Targeting the IKZF1/BCL-2 axis as a novel therapeutic strategy for treating acute T-cell lymphoblastic leukemia
- Cancer Biol Ther. 2025 Dec;26(1):2457777. doi: 10.1080/15384047.2025.2457777.
- 1. Department of Hematology, Taixing People's Hospital Affiliated to Yangzhou University, Taixing, China.
- 2. Institute of Hematology, Affiliated hospital of Yangzhou University, Taixing, China.
Objectives: Acute T-cell lymphoblastic leukemia (T-ALL) is a severe hematologic malignancy with limited treatment options and poor long-term survival. This study explores the role of IKZF1 in regulating Bcl-2 expression in T-ALL.
Methods: CUT&Tag and CUT&Run assays were employed to assess IKZF1 binding to the Bcl-2 promoter. IKZF1 overexpression and knockdown experiments were performed in T-ALL cell lines. The effects of CX-4945 and venetoclax, alone and in combination, were evaluated in vitro and in vivo T-ALL models.

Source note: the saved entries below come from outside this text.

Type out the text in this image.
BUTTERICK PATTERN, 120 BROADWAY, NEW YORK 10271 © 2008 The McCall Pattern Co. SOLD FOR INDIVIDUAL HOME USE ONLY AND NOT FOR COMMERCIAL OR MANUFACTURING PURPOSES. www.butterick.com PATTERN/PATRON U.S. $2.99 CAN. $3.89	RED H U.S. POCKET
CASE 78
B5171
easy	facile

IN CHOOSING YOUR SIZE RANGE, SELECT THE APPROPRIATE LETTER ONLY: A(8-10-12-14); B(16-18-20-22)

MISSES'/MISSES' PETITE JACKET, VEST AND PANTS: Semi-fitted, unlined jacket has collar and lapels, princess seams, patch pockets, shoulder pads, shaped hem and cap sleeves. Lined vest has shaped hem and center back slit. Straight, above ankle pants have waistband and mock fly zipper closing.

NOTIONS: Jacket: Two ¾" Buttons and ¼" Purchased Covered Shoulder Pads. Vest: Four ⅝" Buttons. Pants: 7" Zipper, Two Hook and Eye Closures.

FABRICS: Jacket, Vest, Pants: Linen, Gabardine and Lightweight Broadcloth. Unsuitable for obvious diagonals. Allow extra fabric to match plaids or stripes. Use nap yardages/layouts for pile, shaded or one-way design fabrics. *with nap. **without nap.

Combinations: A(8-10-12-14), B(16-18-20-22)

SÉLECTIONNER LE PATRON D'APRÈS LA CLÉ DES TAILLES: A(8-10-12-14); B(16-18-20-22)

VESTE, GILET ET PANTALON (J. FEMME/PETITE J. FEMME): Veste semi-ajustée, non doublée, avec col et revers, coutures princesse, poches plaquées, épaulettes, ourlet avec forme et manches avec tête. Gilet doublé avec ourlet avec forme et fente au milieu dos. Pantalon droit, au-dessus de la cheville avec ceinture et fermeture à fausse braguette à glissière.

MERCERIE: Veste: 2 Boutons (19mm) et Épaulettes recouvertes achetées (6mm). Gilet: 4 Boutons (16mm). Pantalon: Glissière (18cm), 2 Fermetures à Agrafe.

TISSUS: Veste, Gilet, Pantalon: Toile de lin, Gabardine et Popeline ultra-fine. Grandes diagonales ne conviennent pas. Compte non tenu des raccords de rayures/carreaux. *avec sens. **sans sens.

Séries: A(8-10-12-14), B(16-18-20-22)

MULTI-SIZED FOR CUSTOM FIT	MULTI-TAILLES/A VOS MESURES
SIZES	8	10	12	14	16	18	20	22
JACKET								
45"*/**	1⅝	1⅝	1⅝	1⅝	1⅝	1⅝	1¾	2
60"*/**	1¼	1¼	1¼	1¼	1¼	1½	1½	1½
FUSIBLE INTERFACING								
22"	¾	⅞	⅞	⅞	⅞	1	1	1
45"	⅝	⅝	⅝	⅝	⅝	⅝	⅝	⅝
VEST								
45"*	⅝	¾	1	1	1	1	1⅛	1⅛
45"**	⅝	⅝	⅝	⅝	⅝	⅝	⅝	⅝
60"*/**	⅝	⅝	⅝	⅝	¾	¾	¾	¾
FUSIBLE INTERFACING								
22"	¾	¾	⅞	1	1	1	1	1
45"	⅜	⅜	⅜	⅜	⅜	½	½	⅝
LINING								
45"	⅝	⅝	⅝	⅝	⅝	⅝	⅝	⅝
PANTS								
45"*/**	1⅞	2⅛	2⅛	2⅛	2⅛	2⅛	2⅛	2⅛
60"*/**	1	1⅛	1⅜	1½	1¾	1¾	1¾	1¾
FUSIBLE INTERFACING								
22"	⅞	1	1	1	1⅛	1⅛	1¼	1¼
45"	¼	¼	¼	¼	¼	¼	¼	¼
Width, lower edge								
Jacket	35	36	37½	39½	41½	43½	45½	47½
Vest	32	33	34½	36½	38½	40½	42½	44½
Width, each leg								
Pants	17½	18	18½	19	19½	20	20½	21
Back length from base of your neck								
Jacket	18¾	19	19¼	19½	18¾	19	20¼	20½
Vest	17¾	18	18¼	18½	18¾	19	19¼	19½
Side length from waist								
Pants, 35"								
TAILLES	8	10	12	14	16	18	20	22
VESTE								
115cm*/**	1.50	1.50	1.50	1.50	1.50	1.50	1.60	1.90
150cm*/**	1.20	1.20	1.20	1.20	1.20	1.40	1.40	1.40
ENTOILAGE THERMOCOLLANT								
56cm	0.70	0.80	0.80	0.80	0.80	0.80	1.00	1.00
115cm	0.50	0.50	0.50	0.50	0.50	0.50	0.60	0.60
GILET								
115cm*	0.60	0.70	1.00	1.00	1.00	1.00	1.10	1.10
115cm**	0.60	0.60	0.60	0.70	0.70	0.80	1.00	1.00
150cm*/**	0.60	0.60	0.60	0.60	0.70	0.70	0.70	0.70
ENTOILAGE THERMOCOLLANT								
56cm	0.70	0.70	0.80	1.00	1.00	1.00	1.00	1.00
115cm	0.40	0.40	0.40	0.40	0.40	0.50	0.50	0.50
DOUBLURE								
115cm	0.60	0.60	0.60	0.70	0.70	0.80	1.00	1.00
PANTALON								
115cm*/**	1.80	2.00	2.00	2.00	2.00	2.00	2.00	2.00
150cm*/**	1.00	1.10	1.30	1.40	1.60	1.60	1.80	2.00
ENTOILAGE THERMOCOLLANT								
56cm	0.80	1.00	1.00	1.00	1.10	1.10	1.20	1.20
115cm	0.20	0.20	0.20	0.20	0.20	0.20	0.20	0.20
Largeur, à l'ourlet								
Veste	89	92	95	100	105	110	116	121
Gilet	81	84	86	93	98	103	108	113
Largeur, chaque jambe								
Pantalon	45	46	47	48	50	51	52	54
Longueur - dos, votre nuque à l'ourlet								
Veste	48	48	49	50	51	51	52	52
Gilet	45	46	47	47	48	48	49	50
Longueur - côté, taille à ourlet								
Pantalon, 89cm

Results: CUT&Tag Sequencing identified IKZF1 binding to the Bcl-2 promoter, establishing it as a transcriptional repressor. Functional assays demonstrated that IKZF1 overexpression reduced Bcl-2 mRNA levels and increased repressive histone marks at the Bcl-2 promoter, while IKZF1 knockdown led to elevated Bcl-2 expression. CX-4945, a CK2 Inhibitor, could reduced Bcl-2 levels in T-ALL cells. Notably, knockdown of IKZF1 partially rescued the CX-4945-induced repression of Bcl-2. These results underscore the CK2-IKZF1 signaling axis as a key regulator of Bcl-2 expression. In vitro, CX-4945 enhanced the cytotoxicity of venetoclax, with the combination showing significant synergistic effects and increased Apoptosis in T-ALL cell lines. In vivo studies with cell line-derived xenograft (CDX) and patient-derived xenograft (PDX) models demonstrated that CX-4945 and venetoclax combined therapy provided superior therapeutic efficacy, reducing tumor burden and prolonging survival compared to single-agent treatments.
Conclusions: IKZF1 represses Bcl-2 in T-ALL, and targeting the CK2-IKZF1 axis with CX-4945 and venetoclax offers a promising therapeutic strategy, showing enhanced efficacy and potential as a novel treatment approach for T-ALL.